When the demands of daily life get to be a little much sometimes all it takes is a brisk walk outside to simmer down and release some excess tension. The smell of fresh air and the subtle sounds of nature have the unique ability to cleanse our thoughts and help us escape.
With more research into our connection with nature, science is always there to remind us that not only is spending time in nature a perfect way to unwind but is also an essential component to our mental health.
Attention Restoration Theory
ART is based on the idea that people can concentrate better after spending time in nature. The theory was developed by Rachel and Stephen Kaplan in the 1980’s and is the basis of their book The Experience of Nature: A Psychological Perspective.
The core principle of this theory stems from past research showing the various states of attention:
- Directed Attention: Requires mental effort to avoid distraction.
- Directed Attention Fatigue: we become easily distracted, irritable, and impatient.
- Effortless Attention or Soft Fascination: The mind is able to apply focused attention with no effort. The focus of the mind is naturally drawn to the details of nature.
- Restored Attention: Attention is restored by changing to a different kind of task that uses different parts of the brain.
Attention restoration theory explores how people exposed to urban environments are forced to use their attention to overcome the effects of constant stimulation. This induces cognitive fatigue.
“Directed attention fatigues people through overuse,” Stephen Kaplan explains. “If you can find an environment where the attention is automatic, you allow directed attention to rest. And that means an environment that’s strong on fascination.”
Mere Exposure to Restorative Environments
Studies have even shown that we don’t even need to be physically present in nature to experience these restorative effects. An influential experiment by Berto (2005) evaluated if contact with nature could restore attention after mental fatigue.
A task was administered that involved individuals sustaining attention and subsequently, participants were shown images of natural or urban environments or geometrical patterns and then assessed again on the sustained attention task (Berto, 2005).

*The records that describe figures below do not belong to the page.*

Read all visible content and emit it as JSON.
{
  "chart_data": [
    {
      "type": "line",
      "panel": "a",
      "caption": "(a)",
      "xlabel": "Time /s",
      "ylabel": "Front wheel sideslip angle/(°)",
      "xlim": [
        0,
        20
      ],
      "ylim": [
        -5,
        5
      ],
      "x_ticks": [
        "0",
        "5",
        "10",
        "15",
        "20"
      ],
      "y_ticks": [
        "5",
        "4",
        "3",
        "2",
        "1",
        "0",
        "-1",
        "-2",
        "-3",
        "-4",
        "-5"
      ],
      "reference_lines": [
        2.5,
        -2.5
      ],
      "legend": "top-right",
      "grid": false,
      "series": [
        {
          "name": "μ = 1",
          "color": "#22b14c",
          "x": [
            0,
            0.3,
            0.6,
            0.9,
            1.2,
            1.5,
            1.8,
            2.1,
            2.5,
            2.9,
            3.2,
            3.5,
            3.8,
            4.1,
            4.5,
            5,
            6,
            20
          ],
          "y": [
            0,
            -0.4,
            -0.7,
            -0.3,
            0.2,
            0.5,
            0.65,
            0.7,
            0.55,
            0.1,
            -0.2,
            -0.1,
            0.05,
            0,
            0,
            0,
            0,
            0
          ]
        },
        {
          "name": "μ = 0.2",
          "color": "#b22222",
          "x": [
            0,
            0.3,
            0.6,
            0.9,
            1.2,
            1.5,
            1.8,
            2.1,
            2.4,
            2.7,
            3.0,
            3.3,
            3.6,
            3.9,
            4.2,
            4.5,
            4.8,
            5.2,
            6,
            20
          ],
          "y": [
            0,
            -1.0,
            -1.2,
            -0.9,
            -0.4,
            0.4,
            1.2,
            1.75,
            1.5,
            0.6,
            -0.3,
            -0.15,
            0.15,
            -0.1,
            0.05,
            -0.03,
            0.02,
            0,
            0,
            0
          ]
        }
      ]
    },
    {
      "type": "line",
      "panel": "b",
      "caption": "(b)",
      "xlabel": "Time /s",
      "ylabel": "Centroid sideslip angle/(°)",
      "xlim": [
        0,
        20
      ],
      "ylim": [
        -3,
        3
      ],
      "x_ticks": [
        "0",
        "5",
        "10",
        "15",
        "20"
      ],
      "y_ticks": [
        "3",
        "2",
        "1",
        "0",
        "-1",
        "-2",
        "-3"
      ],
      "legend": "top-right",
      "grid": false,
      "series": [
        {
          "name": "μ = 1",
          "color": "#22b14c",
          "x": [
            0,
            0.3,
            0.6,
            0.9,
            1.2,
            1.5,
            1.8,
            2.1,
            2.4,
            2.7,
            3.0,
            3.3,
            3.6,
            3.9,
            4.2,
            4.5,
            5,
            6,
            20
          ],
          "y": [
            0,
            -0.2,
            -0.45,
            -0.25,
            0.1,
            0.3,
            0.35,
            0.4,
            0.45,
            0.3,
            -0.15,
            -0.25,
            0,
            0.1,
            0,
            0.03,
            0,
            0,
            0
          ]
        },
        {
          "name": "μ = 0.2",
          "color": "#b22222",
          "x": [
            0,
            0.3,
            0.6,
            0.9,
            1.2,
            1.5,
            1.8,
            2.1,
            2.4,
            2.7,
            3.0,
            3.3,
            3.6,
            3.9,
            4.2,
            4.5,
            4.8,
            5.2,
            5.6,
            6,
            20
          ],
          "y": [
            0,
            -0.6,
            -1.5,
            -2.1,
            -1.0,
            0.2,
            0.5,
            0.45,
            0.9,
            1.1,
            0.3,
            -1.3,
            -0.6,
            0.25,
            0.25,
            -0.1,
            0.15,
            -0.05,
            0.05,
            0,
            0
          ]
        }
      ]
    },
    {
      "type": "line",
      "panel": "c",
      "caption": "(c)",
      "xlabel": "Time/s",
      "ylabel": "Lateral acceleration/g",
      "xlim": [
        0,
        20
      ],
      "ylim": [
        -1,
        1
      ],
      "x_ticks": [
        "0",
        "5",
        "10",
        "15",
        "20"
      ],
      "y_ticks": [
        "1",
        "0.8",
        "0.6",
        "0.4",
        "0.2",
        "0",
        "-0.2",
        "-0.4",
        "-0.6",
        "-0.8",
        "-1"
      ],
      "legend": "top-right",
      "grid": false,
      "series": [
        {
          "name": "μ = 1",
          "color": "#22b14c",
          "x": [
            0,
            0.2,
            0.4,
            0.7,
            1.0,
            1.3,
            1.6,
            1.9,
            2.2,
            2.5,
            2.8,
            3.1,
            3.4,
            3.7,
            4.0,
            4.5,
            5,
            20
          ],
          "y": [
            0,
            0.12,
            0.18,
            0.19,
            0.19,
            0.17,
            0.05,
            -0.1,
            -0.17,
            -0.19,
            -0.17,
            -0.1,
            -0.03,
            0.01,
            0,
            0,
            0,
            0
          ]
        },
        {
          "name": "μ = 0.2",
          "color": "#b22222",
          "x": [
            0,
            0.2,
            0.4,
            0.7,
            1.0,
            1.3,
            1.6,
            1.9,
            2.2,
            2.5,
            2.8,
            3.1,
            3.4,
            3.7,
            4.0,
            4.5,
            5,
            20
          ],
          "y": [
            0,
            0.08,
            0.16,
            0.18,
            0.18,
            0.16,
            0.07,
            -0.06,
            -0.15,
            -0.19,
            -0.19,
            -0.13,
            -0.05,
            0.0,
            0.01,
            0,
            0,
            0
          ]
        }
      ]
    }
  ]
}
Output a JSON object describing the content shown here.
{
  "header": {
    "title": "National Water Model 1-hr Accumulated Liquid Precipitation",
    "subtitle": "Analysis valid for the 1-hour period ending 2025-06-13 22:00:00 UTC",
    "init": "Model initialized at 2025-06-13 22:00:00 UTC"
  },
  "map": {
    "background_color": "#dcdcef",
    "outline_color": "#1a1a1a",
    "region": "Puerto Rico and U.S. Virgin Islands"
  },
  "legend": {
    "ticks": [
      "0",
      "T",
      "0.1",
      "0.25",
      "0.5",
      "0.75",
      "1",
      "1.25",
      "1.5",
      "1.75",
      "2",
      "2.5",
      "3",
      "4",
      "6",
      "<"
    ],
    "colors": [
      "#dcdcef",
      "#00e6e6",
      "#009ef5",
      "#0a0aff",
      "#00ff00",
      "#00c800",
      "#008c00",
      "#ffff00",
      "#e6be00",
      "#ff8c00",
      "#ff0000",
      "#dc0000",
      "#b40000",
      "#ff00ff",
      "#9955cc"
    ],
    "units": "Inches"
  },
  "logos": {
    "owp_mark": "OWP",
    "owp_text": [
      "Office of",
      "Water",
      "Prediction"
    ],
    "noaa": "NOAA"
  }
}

The results revealed that viewing the nature photographs improved attention and exposure to photographs of city settings decreased attention.
Balance and Renewal
The harmonious relationship that we have with nature has always been a central feature in Chinese philosophy. Traditional mind-body training such as Tai-Chi, Qigong, and meditation are often done outdoors to emphasize our connection to this earth and to our source.
Modern meditation techniques such as integrative body-mind training have also been coupled with nature to help improve attention and the quality of meditation.
When we are exposed to nature, there is no need to sustain mental focus or strain. We are naturally drawn to a balanced state through what is referred to as ‘soft fascination’ — effortless focus while being immersed in nature. This is often accompanied by an increase in energy and a feeling of being away from obligation.
In nature, we tend to feel a sense of escape from stress, and a connectedness that helps promote an experience of healing. Nature’s frequency is aligned with the most central part of the mind, and even just a few minutes in nature is enough to remind us that it is time to renew our mental resources.